Persetujuan Linggarjati tanggal 19 Maret 1947 yang antara lain menceritakan bahwa Belanda mengakui kekuasaan de fakto dari Republik Indonesia di Pulau Jawa, Madura dan Sumatra. Tapi oleh Belanda bahwa sebelum Negara Indonesia Serikat terwujud, Belanda yang berdaulat di Indonesia. Persetujuan Linggarjati dilanggar dengan jelas-terangan oleh Belanda, dengan jalan mengadakan serangan sporadis disana-sini yang mengakibatkan melemahnya Republik Indonesia dan mulai membentuk negara boneka dimana-mana serta melakukan politik devide et impera. Pada tanggal 19 Desember 1948 ibukota Republik Indonesia yang berkedudukan di Yogyakarta diduduki oleh Belanda. Presiden, Wakil Presiden dan beberapa mentri dan pejabat negara ditawan dan diasingkan. Belanda menyangka dengan metode ini Republik Indonesia akan usai. Sesudah perlawanan terhadap Belanda tidak usai, perang gerilya yang dipimpin panglima besar Sudirman terus dilaksanakan. Hingga pula di Magetan, TNI dan Tentara Republik Indonesia Pelajar (TRIP) bersama-sama rakyat membuat rintangan jalan dengan metode menebang pohon untuk dirintangkan ditengah jalan, membuat lubang-lubang di jalan penting dan menghancurkan jembatan-jembatan. Gedung-gedung yang diperkirakan akan bisa diterapkan sebagai markas Belanda dibumi hanguskan.
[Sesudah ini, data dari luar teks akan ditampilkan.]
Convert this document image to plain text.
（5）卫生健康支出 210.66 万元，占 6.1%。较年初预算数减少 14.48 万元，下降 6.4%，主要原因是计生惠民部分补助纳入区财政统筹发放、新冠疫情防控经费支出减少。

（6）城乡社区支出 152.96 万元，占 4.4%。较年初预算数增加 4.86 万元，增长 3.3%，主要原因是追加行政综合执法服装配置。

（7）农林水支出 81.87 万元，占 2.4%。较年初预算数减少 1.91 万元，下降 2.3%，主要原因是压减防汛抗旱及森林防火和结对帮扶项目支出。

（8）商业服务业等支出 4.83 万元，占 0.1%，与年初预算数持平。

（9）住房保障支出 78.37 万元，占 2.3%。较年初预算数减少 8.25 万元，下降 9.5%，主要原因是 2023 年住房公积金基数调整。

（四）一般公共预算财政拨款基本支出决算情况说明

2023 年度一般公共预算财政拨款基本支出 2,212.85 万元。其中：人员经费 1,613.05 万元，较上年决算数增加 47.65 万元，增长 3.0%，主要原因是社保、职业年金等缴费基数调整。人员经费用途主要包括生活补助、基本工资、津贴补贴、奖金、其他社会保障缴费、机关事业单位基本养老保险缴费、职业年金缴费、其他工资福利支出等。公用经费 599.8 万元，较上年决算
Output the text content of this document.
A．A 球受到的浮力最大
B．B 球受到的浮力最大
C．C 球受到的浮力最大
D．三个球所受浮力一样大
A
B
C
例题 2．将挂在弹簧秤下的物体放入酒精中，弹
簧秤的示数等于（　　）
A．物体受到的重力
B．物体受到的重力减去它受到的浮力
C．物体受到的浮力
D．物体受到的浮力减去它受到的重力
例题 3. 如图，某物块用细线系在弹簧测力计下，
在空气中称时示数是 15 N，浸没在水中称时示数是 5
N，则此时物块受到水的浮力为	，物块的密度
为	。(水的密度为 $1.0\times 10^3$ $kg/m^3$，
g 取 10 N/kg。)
Pada tanggal 19 Desember 1948 Belanda menyerbu Magetan. Belanda masuk Magetan dari arah barat melalui Tawangmangu Jawa Tengah. Sekalipun jembatan besar di Cemorosewu telah dihancurkan oleh TRIP, tapi bisa dibenarkan kembali oleh Belanda. Sesudah 7 hari berada di Sarangan dan bermarkas di hotel Bergzinct, kemudian menuju ke Magetan. Di Plaosan pasukan Belanda dipecah manjadi dua jurusan ialah melalui Pacalan dan nDele terus Nitikan. Pasukan kompeni yang melalui Pacalan menjumpai kesusahan, sebab jembatan Gemah yang telah dihancurkan dan mendapatkan perlawanan sengit dari TNI dan TRIP. Terjalin kerjasama yang kuat antara TNI dan rakyat, ternyata dengan dibuatnya dapur lazim yang bertempat dirumah Kepala Desa Slagreng. Dari arah timur, Belanda datang melalui Madiun – Goranggareng – Sundul – Krajan – Ngariboyo. Meskipun di Ngariboyo mendapatkan perlawanan dari TNI dibawah pimpinan Lettu Tatang Soetrisno. Dari arah sebelah utara Belanda datang dari jurusan Simo – Kendal – Panekan – Magetan. Samapi di kota, Belanda tidak mengamati adanya kantor Kabupaten sebab sebelumnya telah dihancurkan oleh gerilyawan, dan Pemerintahan Magetan pindah ke luar kota Magetan. Bupati beserta staf hijrah ke dukuh Ngelang Baleasri kemudian ke dukuh Geger Sambirobyong. Disini Bupati Magetan Kodrat Samadikoen dengan staf termasuk Patih Soehardjo ditangkap Belanda waktu tengah malam.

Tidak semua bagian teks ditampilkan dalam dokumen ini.